Il Brasile è entusiasta di portare ad Hollywood il suo primo corto di animazione: giornali, tv, canali social del Paese incalzano la Stratostorm di Mario ed Helena con interviste e richieste di contatti facendo sentire tutta la tensione e l’emozione ma soprattutto la riconoscenza per questa piccola grande impresa. E di impresa si tratta visto che Umbrella è un progetto indipendente al 100%, non ha sponsorizzazioni esterne, non ha un precedente cinematografico che abbia spianato la strada ai suoi ideatori: “Quanto abbiamo iniziato a lavorare al corto – riprende Mario Pece – la squadra di Stratostorm era molto più piccola di quella di oggi che conta circa 30 persone tra tecnici e artisti. Quasi tre anni di lavoro prima di approdare al risultato finale: un gran lavoro di squadra inclusa la bellissima esperienza della registrazione della colonna sonora (anch’essa scritta in Brasile) presso i Capitol Studios di Hollywood con un’orchestra di 30 musicisti (guarda il video).

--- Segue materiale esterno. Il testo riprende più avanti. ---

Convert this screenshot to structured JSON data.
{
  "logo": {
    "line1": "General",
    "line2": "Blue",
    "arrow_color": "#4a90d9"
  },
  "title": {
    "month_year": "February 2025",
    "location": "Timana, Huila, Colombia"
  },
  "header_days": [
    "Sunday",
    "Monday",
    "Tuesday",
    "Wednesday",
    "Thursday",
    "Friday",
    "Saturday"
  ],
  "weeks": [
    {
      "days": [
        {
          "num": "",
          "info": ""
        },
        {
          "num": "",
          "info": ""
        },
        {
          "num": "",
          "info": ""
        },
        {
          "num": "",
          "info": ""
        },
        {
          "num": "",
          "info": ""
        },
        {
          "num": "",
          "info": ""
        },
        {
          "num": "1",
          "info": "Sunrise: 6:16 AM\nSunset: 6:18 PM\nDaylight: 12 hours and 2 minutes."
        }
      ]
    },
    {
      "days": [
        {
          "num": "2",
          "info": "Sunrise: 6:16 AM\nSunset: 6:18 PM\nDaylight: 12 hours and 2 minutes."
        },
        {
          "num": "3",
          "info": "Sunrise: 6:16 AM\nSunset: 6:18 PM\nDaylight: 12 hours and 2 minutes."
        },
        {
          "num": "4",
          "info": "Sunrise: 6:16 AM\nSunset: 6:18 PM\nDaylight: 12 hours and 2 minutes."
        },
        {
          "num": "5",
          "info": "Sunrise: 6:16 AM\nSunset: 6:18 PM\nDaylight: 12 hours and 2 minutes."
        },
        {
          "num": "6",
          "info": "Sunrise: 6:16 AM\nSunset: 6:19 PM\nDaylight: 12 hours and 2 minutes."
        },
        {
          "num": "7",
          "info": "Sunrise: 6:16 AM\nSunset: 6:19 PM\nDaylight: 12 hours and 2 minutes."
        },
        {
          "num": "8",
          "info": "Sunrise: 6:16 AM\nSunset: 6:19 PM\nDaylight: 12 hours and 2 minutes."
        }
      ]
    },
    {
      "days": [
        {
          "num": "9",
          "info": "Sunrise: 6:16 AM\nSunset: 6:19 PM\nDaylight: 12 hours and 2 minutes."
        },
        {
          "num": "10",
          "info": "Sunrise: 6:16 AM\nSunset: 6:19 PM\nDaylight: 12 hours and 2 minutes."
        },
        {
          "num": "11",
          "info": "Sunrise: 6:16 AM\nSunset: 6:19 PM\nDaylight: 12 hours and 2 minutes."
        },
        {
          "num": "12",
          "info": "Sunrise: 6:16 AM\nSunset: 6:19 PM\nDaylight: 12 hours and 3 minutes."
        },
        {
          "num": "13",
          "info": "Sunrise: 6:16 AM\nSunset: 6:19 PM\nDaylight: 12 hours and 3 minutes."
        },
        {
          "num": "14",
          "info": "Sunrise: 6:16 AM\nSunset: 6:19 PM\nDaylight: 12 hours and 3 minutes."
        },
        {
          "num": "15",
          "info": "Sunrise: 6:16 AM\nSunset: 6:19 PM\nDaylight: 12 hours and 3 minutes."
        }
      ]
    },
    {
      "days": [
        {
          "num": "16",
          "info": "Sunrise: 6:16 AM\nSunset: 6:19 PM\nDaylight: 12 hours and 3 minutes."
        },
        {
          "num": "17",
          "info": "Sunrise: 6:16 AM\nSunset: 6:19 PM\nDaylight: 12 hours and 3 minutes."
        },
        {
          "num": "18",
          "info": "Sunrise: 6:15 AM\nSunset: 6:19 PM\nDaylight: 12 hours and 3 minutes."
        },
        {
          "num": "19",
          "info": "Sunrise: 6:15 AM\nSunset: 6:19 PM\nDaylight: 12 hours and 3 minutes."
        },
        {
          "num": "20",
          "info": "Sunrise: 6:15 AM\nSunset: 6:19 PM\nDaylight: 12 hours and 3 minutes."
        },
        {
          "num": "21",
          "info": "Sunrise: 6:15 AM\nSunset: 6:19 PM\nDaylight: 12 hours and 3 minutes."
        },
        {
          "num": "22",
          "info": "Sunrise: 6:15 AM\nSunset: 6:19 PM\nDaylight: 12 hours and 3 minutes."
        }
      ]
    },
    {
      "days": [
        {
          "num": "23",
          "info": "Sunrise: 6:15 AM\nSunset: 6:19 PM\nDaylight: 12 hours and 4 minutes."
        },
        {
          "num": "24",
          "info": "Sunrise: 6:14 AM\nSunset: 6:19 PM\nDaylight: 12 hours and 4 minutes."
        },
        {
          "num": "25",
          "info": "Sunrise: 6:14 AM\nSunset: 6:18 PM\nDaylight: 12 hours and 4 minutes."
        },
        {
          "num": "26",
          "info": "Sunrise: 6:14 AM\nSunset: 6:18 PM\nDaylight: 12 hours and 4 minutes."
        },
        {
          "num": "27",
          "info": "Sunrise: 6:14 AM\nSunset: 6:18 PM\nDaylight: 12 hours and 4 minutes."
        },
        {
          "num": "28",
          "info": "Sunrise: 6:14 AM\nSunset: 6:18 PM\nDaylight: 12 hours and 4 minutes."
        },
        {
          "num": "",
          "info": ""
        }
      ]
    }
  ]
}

“Massima fiducia all’Accademy del Premio Oscar”, conclude Mario. “Confidiamo nella serietà del lavoro che in queste settimane stanno svolgendo vagliando il materiale cinematografico tra cui anche il nostro… Qualunque dovesse essere il risultato, saremo riconoscenti per lo stile e l’attenzione con cui il nostro lavoro verrà trattato: l’Accademy ha a cuore le storie di chi si mette a fare cinema a partire da forze e competenze totalmente indipendenti da grandi sponsorizzazioni. Noi in questo progetto ci stiamo credendo”.

 Dagli inizi ad oggi 
Mario, originario della frazione di San Michele, sulle colline di Alife, dopo gli studi liceali a Piedimonte Matese si diletta con il nuovo che viene dal mondo del web e dalla tecnologia che il II millennio ha regalato all’umanità: il cinema e gli effetti speciali diventano il suo traguardo tanto da spingerlo a studiare negli Usa per perfezionare tecniche e teorie. È qui che conosce Helena Hilario. Ed è qui che si lancia nella sua brevissima prima prova cinematografica: si tratta di Alcatraz (che Clarus  nel 2012 raccontava nell’edizione magazine), un breve racconto fantastico narrato direttamente dalla storica prigione più volte diventata pellicola, che Mario realizza mettendo insieme la prima “scuola” vissuta negli States. Quasi un gioco, ma una prima grande sfida nel luogo che ha reso grandi e celebri tanti artisti del cinema.
Poi i progetti che prendono forma grazie anche al lavoro in coppia con Helena, i primi lavori sulla post produzione che diventa di fatto il suo lavoro, e la nascita di StratoStorm a San Paolo del Brasile: spot pubblicitari per il mercato sudamericano ed europeo, video musicali per la scena internazionale, fino a crescere nelle forme di un nuovo studio di produzione a Los Angeles.
Oggi StratoStorm, oltre a vantare il percorso che lo porta alle soglie degli Oscar, si occupa della versione brasiliana di Netflix: la proposta per l’utenza del Paese sudamericano è frutto degli studios di Mario ed Helena.

Se gli manca l’Italia e la sua calorosa famiglia? Una famiglia dove i legami vengono prima dei grandi risultati, o meglio, sono il presupposto da condividere prima di ogni importante decisione… “Certo che mi manca, tanto, troppo… Ma sono questi risultati e la totale immersione del lavoro, il premio che colma – in parte – la distanza e la nostalgia…”.